William T. Beckler In July, 1944 Beckler exchanged his P-40 for a P-47N Thunderbolt. Missions in the Jug covered Northern Italy and Southern France. These included escorting medium bombers. The Bombers, based in Southern Italy, would be escorted to France by Thunderbolts based on Corsica. Shortly before target the Jugs would pull ahead of the bombers and bomb the enemy gun positions. Beckler's activities while participation in three major campaigns earned him the DFC, two Air Medals and two Presidential citations.
Herbert R. Benson After training in P-47 Thunderbolts at bases in North Carolina, Virginia, and Delaware, he was assigned to the European Theatre of operations and joined the 48th Fighter Group 493rd Fighter Squadron at St. Trond, Belgium. After flying 44 combat missions, he was awarded the Air Medal with 4 Oak Leaf clusters.
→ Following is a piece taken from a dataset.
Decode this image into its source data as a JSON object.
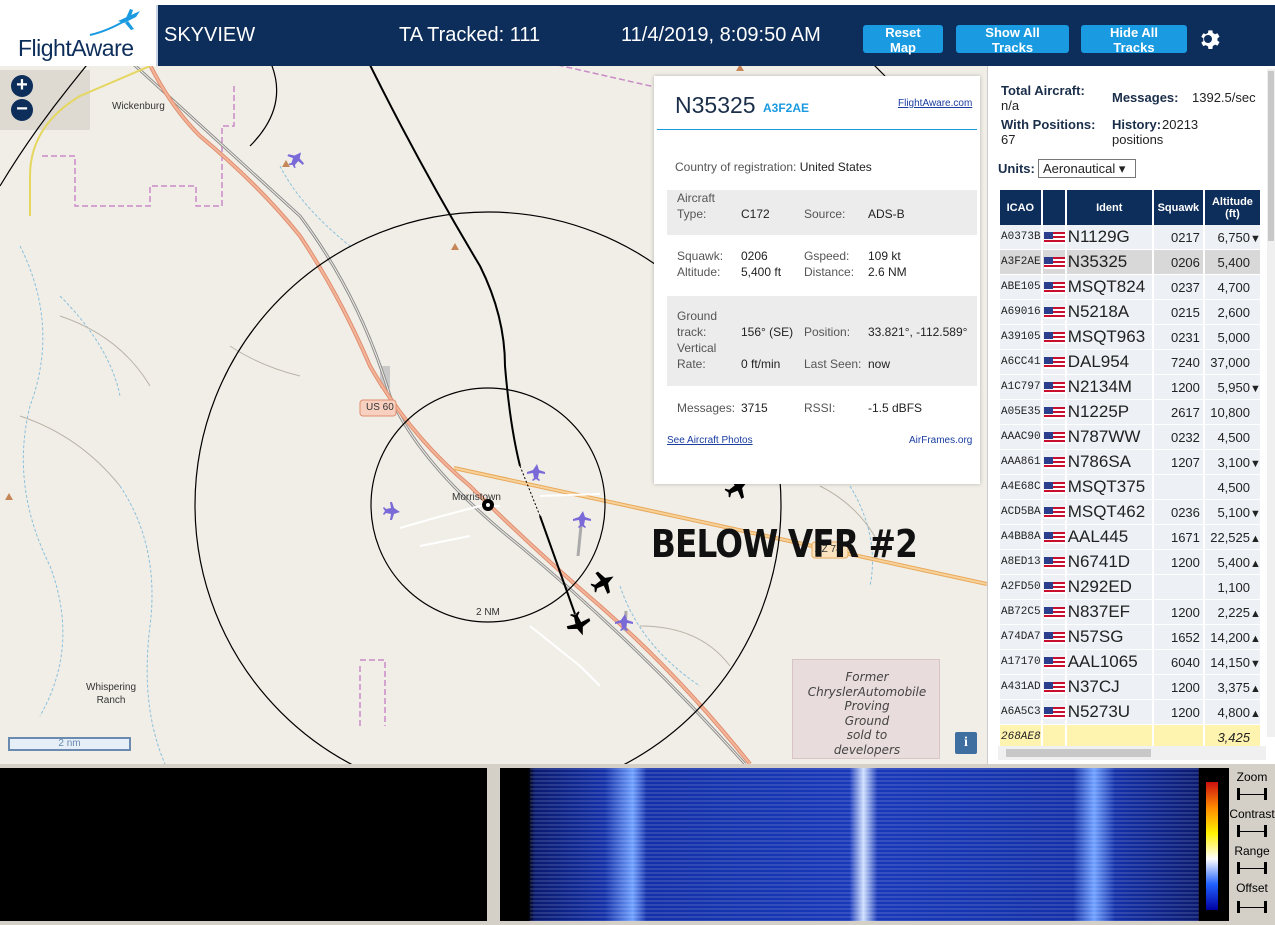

Marvin C. Bigelow Training in the Southeast Training Command with the class of 44C, he graduated and was commissioned a Second Lieutenant single engine pilot at Marianna, Florida with the class of 44D. After checking out in the P-40 at Marianna, he transitioned in the P-47 in the Northeast Defense Command and after gunnery at Dover, Delaware was shipped on the Queen Mary to England.